Der Kroate Igor Vori ist der Beste seines Fachs. Mit dem HSV will er am kommenden Wochenende auch die Champions League gewinnen.

Hamburg. "Die Handbremse ist gelöst, der Druck weg. Wir freuen uns jetzt alle auf die Endrunde der Champions League", sagt Igor Vori, 30. Diese Aussagen können nicht überraschen. So oder ähnlich denken sie alle, die Handballer des HSV nach dem Gewinn ihrer ersten deutschen Meisterschaft und vor dem Final Four am Wochenende in Köln. Dass der kroatische Kreisläufer des HSV die Gefühlslage seines Teams in Deutsch beschreibt, lässt dagegen aufhorchen.

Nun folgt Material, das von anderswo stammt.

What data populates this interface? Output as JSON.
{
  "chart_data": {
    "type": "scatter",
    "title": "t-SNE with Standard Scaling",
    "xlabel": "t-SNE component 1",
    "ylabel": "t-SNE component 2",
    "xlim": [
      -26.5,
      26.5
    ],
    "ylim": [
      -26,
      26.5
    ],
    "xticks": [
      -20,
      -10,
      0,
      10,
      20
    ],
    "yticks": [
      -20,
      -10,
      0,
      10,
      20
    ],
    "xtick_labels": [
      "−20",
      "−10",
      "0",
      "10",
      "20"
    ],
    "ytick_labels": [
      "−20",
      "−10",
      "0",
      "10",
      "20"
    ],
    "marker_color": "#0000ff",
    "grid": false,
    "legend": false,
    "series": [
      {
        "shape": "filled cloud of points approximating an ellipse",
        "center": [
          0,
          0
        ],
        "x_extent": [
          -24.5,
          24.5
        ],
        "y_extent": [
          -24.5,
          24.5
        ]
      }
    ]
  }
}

Der schnelle Spracherwerb scheint ein Zeichen seines Wohlbefindens. "Ich fühle mich mit meiner Familie in Hamburg ausgesprochen gut", sagt Vori, der im Juli 2009 aus Zagreb zum HSV wechselte, "die Stadt ist perfekt, die Mannschaft auch, und dass wir endlich den ersehnten Titel geholt haben, rundet das Ganze ab." Mit 178 Toren in bislang 50 Pflichtspielen hat er einen großen Teil der laufenden Erfolgsgeschichte mitgeschrieben. Dass bei ihm fast jeder Wurf ein Treffer war, macht Vori besonders wertvoll.

"Er ist momentan der beste Kreisläufer der Welt", sagt einer, der es wissen muss, sein Mannschaftskollege Bertrand Gille, 33, Welthandballer des Jahres 2002. Mit dem Franzosen teilt sich Vori beim HSV den Job an der Sechs-Meter-Linie. Es ist das brutalste Aufgabengebiet des Handballs, das Schlachtfeld. Hier wird in Angriff und Abwehr geschoben, geschubst, geschlagen und getreten. Da kommt es einem gelegen, wenn man 2,03 Meter groß ist und 111 Kilo wiegt - wie Vori, der Bulle vom Kreis. "Diese Körpermaße brauchst du, um dich an der Front behaupten zu können. Igor ist dazu noch wendig und schnell in seinen Handlungen", sagt Athletiktrainer Oliver Voigt.

Und er ist vor allem konstant in seinen Leistungen. Diese Saison ist eine der besten in seiner Karriere. Diejenigen, die ihn lange kennen wie sein HSV- und Nationalmannschaftkollege Blazenko Lackovic, meinen sogar, es sei seine beste. "Entscheidend in diesem Jahr war, dass ich gesund geblieben und nicht völlig kaputt von der WM im Januar in Schweden zurückgekommen bin", sagt Vori. In der Vergangenheit wäre das oft anders gewesen, im Vorjahr zum Beispiel hätte die Europameisterschaft in Österreich extrem an seinen Kräften gezehrt. "Da musste ich in fast jeder Begegnung durchspielen. Das war eine extreme Belastung, von der ich mich nur schwer erholt habe."

Heute, am Ende einer erneut langen Saison, wirkt Vori frisch, froh gelaunt und tatendurstig. "Wir sind noch nicht fertig", sagt der Weltmeister (2003) und Olympiasieger (2004). "Wir haben eine Mannschaft, die jede andere der Welt bezwingen kann." Als Favoriten sieht er den HSV dennoch nicht im Final Four, das sind für ihn Ciudad Real, der Halbfinalgegner der Hamburger, und der neue spanische Meister FC Barcelona, der mögliche Kontrahent im Finale. Für die Katalanen hat Vori zwei Jahre lang gespielt, von 2005 bis 2007. "Der FC Barcelona ist ein großer Verein. Nur Handball rangiert dort hinter Fußball und Basketball erst an dritter Stelle." Über Barcelona will er jedoch nicht viel reden. Ciudad Real sei das Team, das es zunächst auszuschalten gelte. Und das ist dem HSV in der Champions League in bisher drei Versuchen seit 2008 nicht gelungen. "Ciudad Real hat kaum Schwächen", weiß Vori "sie warten auf deine Fehler und schlagen dann mit einer unglaublichen Konsequenz zu. Wenn wir 60 Minuten lang unsere Konzentration hoch halten, haben wir eine Chance." Er freue sich schon auf das Spiel. "Das wird ein Riesenspektakel in einer grandiosen Atmosphäre vor 19 000 Zuschauern."

Final Four in Köln, Halbfinale: Sa, 15.15 Uhr: Rhein-Neckar Löwen - FC Barcelona; 18 Uhr: HSV - BM Ciudad Real. So, 15.15 Uhr, Platz drei; 18 Uhr: Finale. Eurosport überträgt alle Spiele live.